Further, the Court is confident that it can protect against the possibility of objectionable expert testimony at trial without resorting to a blanket ban on all testimony by either side's expert witness. See, e.g., Mears v. Jones, No. T17-CV-6-KS-MTP, 2019 WL 3483157, at *1 (S.D.Miss. July 31, 2019), The parties may offer timely objections to any such testimony at trial.
“Differences in expertise bear chiefly on the weight to be assigned to the testimony by the trier of fact, not its admissibility” and the “exclusion of general categories of testimony is not appropriate.” Huss v. Gayden, 571 F.3d 442, 452 (5th Cir. 2009); Clark v. Lard Oil Co., Inc., No. 2:18-CV-109-KS-MTP, 2019 WL 4305744, at *5 (S.D.Miss. Sept. 11,2019).
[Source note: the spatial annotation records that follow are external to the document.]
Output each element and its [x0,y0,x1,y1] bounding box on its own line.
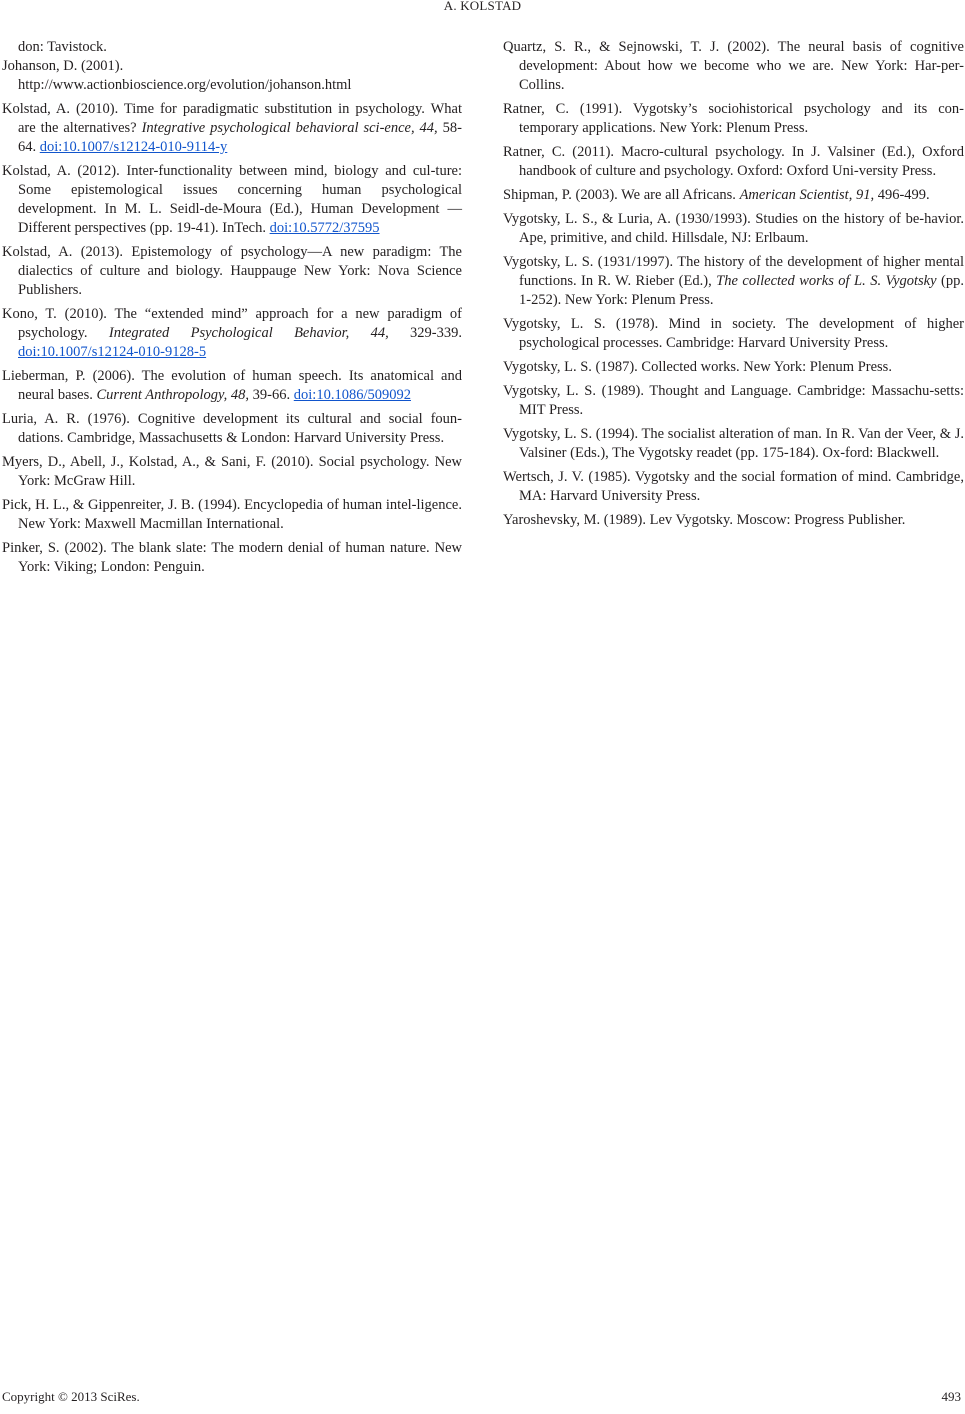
reference-entry: Ratner, C. (2011). Macro-cultural psychology. In J. Valsiner (Ed.), Oxford handbook of culture and psychology. Oxford: Oxford Uni-versity Press. [503,144,964,179]
reference-entry: Kolstad, A. (2012). Inter-functionality between mind, biology and cul-ture: Some epistemological issues concerning human psychological development. In M. L. Seidl-de-Moura (Ed.), Human Development —Different perspectives (pp. 19-41). InTech. doi:10.5772/37595 [2,163,462,236]
reference-entry: Vygotsky, L. S., & Luria, A. (1930/1993). Studies on the history of be-havior. Ape, primitive, and child. Hillsdale, NJ: Erlbaum. [503,211,964,246]
reference-entry: Myers, D., Abell, J., Kolstad, A., & Sani, F. (2010). Social psychology. New York: McGraw Hill. [2,454,462,489]
reference-entry: Vygotsky, L. S. (1989). Thought and Language. Cambridge: Massachu-setts: MIT Press. [503,383,964,418]
reference-url: http://www.actionbioscience.org/evolution/johanson.html [18,77,352,93]
reference-entry: Kolstad, A. (2013). Epistemology of psychology—A new paradigm: The dialectics of culture and biology. Hauppauge New York: Nova Science Publishers. [2,244,462,298]
reference-entry: Ratner, C. (1991). Vygotsky’s sociohistorical psychology and its con-temporary applications. New York: Plenum Press. [503,101,964,136]
doi-link[interactable]: doi:10.1086/509092 [293,387,411,403]
reference-entry: Pick, H. L., & Gippenreiter, J. B. (1994). Encyclopedia of human intel-ligence. New York: Maxwell Macmillan International. [2,497,462,532]
reference-entry: Vygotsky, L. S. (1978). Mind in society. The development of higher psychological processes. Cambridge: Harvard University Press. [503,316,964,351]
doi-link[interactable]: doi:10.1007/s12124-010-9114-y [39,139,228,155]
reference-entry: Yaroshevsky, M. (1989). Lev Vygotsky. Moscow: Progress Publisher. [503,512,906,528]
references-right-column [503,38,964,530]
reference-entry: Vygotsky, L. S. (1931/1997). The history of the development of higher mental functions. In R. W. Rieber (Ed.), The collected works of L. S. Vygotsky (pp. 1-252). New York: Plenum Press. [503,254,964,308]
copyright-footer: Copyright © 2013 SciRes. [2,1389,140,1404]
reference-entry: Vygotsky, L. S. (1994). The socialist alteration of man. In R. Van der Veer, & J. Valsiner (Eds.), The Vygotsky readet (pp. 175-184). Ox-ford: Blackwell. [503,426,964,461]
references-left-column [2,38,462,577]
reference-entry: Johanson, D. (2001). [2,58,124,74]
reference-entry: Kono, T. (2010). The “extended mind” approach for a new paradigm of psychology. Integrated Psychological Behavior, 44, 329-339. doi:10.1007/s12124-010-9128-5 [2,306,462,360]
reference-entry: don: Tavistock. [18,39,107,55]
reference-entry: Quartz, S. R., & Sejnowski, T. J. (2002). The neural basis of cognitive development: About how we become who we are. New York: Har-per-Collins. [503,39,964,93]
doi-link[interactable]: doi:10.1007/s12124-010-9128-5 [18,344,207,360]
reference-entry: Wertsch, J. V. (1985). Vygotsky and the social formation of mind. Cambridge, MA: Harvard University Press. [503,469,964,504]
reference-entry: Kolstad, A. (2010). Time for paradigmatic substitution in psychology. What are the alternatives? Integrative psychological behavioral sci-ence, 44, 58-64. doi:10.1007/s12124-010-9114-y [2,101,462,155]
reference-entry: Luria, A. R. (1976). Cognitive development its cultural and social foun-dations. Cambridge, Massachusetts & London: Harvard University Press. [2,411,462,446]
reference-entry: Vygotsky, L. S. (1987). Collected works. New York: Plenum Press. [503,359,892,375]
running-header: A. KOLSTAD [443,0,522,13]
reference-entry: Pinker, S. (2002). The blank slate: The modern denial of human nature. New York: Viking; London: Penguin. [2,540,462,575]
reference-entry: Shipman, P. (2003). We are all Africans. American Scientist, 91, 496-499. [503,187,930,203]
reference-entry: Lieberman, P. (2006). The evolution of human speech. Its anatomical and neural bases. Current Anthropology, 48, 39-66. doi:10.1086/509092 [2,368,462,403]
doi-link[interactable]: doi:10.5772/37595 [269,220,380,236]
page-number: 493 [941,1389,961,1404]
Finally, and most crucially given the parties' primary objections, the Court notes it is axiomatic that “[e]xperts cannot ‘render conclusions of law' or provide opinions on legal issues.” Renfroe v. Parker, 974 F.3d 594,598 (5th Cir. 2020) (quoting Goodman v. Harris Cnty., 571 F.3d 388, 399 (5th Cir. 2009)). Accordingly, neither Mr. Wu nor Mr. Keena will be permitted to offer legal conclusions at trial and counsel will not seek to elicit any such testimony. The Court does note, however, that while experts cannot offer conclusions of law, “[a]n opinion is not objectionable just because it embraces an ultimate issue.” Fed.R.Evid. 704(a); Goodman, 571 F.3d at 399. The Court is confident that it can protect against the possibility of objectionable expert testimony at trial without resorting to a blanket ban on all testimony by either side's expert witness. See, e.g., Mears, 2019 WL 3483157, at *1. The parties may offer timely objections to any such testimony at trial. The Court shall therefore grant each party's motion to exclude to the extent each motion seeks to prohibit testimony that constitutes a legal conclusion; to the extent that either motion seeks further limitations on testimony, that request is denied at the present juncture. The parties may offer timely objections at trial to any testimony they deem objectionable.
IV. Conclusion
In sum, for all of the foregoing reasons, the Court finds that the Defendant Cayce Washington's motion for summary judgment [166] and the Defendant Sasha Hyde's motion for summary judgment [179] should be granted and the Plaintiffs claims against those Defendants dismissed; the Defendant Warehouse 72's motion for summary judgment [182] should be granted as to the Plaintiffs claim for breach of contract and otherwise denied; the Defendant Valley Tool's motion for summary judgment [164] should be granted as to the Plaintiffs claim for breach of contract in relation to Article 5 of the Agreement and otherwise denied; and both parties' motions to exclude expert testimony [175, 177] should be granted in part as herein described.
An order in accordance with this opinion shall issue this day.